昨日、知人のフェイスブックで知りました。82歳。デビューが早かったからもっと上のような気がしてました。彼は商業的な場面から退いた活動をしてましたから、お会いする機会も全くなかったんですが、いつかお礼を言いたいなあと思ってたんです。
音楽のことというより「ハワイ」なんです。何回かインタビューしたうちの一回がハワイでした。81年かな。僕はTBSラジオのインタビュー番組をやってました。僕がインタビューして原稿を書いて、竹谷英子さんが喋ってました。
そこで高石さんにお願いすることになったんですね。彼がトライアスロンとかを始めた頃です。ホノルルマラソンに出るようになって4年目くらいじゃないでしょうか。どうせならインタビューをハワイでという話になったんです。

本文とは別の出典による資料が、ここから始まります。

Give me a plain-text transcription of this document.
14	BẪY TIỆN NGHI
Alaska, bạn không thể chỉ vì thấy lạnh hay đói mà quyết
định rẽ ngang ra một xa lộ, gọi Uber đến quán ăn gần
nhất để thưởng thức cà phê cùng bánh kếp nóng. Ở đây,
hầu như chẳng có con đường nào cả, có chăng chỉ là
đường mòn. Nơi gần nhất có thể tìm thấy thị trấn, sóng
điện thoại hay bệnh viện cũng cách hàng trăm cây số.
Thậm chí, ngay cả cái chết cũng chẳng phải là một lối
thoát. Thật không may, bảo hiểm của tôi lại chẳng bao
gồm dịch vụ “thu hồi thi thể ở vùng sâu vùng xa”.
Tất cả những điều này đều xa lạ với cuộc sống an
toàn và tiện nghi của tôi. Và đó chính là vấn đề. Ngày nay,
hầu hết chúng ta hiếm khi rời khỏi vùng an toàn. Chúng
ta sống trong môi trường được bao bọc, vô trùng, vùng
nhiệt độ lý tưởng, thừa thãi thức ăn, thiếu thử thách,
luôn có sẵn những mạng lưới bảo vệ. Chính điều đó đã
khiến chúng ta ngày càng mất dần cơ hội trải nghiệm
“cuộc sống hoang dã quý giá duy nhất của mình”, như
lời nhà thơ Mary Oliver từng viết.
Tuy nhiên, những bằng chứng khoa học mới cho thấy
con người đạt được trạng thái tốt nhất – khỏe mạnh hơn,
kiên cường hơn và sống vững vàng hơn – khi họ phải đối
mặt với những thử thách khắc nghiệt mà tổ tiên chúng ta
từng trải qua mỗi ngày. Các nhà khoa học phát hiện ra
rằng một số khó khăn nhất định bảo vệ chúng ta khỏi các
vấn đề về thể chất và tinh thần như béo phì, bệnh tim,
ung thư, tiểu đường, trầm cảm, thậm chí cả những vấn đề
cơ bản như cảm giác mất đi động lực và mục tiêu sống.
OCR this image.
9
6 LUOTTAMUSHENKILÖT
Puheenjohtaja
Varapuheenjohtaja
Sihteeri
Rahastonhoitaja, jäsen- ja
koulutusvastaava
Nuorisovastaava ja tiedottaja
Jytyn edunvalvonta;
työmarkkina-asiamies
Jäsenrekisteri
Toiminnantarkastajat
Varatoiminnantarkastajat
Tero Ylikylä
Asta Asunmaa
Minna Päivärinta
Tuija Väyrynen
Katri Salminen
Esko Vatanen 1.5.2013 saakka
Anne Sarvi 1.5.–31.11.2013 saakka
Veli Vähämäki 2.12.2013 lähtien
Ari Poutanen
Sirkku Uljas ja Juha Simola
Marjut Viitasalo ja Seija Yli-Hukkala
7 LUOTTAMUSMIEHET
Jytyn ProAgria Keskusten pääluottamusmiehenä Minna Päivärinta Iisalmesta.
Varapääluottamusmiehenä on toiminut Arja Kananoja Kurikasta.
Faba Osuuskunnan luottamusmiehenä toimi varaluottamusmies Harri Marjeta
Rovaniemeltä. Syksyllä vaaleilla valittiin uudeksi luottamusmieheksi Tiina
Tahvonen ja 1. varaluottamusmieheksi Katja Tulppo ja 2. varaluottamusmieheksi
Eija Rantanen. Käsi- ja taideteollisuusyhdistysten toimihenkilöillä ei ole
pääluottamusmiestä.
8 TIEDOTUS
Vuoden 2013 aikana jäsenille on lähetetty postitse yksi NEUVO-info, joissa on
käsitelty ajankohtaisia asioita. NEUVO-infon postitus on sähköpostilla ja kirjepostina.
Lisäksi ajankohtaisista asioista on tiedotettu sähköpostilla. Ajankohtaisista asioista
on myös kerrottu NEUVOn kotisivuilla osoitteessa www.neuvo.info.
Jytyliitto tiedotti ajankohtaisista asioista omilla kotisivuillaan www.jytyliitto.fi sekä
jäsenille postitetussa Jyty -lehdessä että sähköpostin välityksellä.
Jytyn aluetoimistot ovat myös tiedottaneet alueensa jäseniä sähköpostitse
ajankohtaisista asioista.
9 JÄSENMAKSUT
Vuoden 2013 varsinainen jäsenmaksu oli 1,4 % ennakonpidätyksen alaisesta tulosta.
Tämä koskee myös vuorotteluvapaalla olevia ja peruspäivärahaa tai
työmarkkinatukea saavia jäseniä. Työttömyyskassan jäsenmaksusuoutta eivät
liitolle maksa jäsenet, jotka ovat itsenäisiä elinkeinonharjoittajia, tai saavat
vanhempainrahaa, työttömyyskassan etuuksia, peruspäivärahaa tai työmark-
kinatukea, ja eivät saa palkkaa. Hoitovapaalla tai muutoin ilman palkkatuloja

僕の経費は高石さんの事務所とTBSで半々。願ってもないです。で、マラソンの二日前にワイキキのカピオラニ公園でインタビューをすることになった。話が始まってすぐに彼が「マラソンを終わってからにしよう」と言ったんです。
ここのマラソンはほんとに素晴らしい。普通のマラソンと違う理想がある。誰でも出られる。マネージャーにエントリさせるから君も走ってみないか、今からでも大丈夫だから、と言われて嫌とは言えない。走ることになったわけです。
でも、徹夜に二日酔い常習ですからね。走れるわけがない。20キロくらいで膝を壊してしまって後半は全部歩きです。リタイアしようかと思ったんですが、公私ともにごたごたが続いている時で、何か一新したかったんでしょう。辿り着きました。
彼もまさかゴールするとは思わなかったんでしょうね。待っていてくれて「ほんとに走ったね!」と言って抱き合いました。そんな経験は後にも先にもあの時だけです。何に感動したかというとそれだけじゃないんです。
この話はかなり前にも書いた気がしますけど、足を引き摺って苦しそうな人に対して沿道のボランテイアの人たちが「頑張れ!」と言わずに「SMILE!」と言うんです。何とか笑顔を作ると気分的に元気になるということを初めて知りました。
「頑張れ」と言わずに「SMILE!」と言う。それがハワイという島なんだ、と思った。そうやって生きて行こうと思ったんですね。新宿のゴールデン街で飲んだくれたりするのはもう辞めようと思った。
今でも自分の人生が「ホノルルマラソン以前以後」なんです。高石さんの「ハワイでインタビューしてよ」という誘いがなかったら、あの体験はなかったわけですし。その後、彼は京都に引っ込んでしまって取材の機会もありませんでした。
いつかお会いしてあの時のお礼を言わないとなあ、と思いつつ今に至ってました。もし、あの時、あの人がいなかったらその後はどうなっていたか分からない。そういう人がどんどん逝ってしまう。お礼も言えないまま終わってしまう。
言える時に言っておかないと、いつかという時はもう来ないとまたしても再認識させられました。高石ともやとザ・ナターシャセブンの「私に人生と言えるものがあるなら」を。高石さん、ありがとうございました。合掌です。お休みなさい。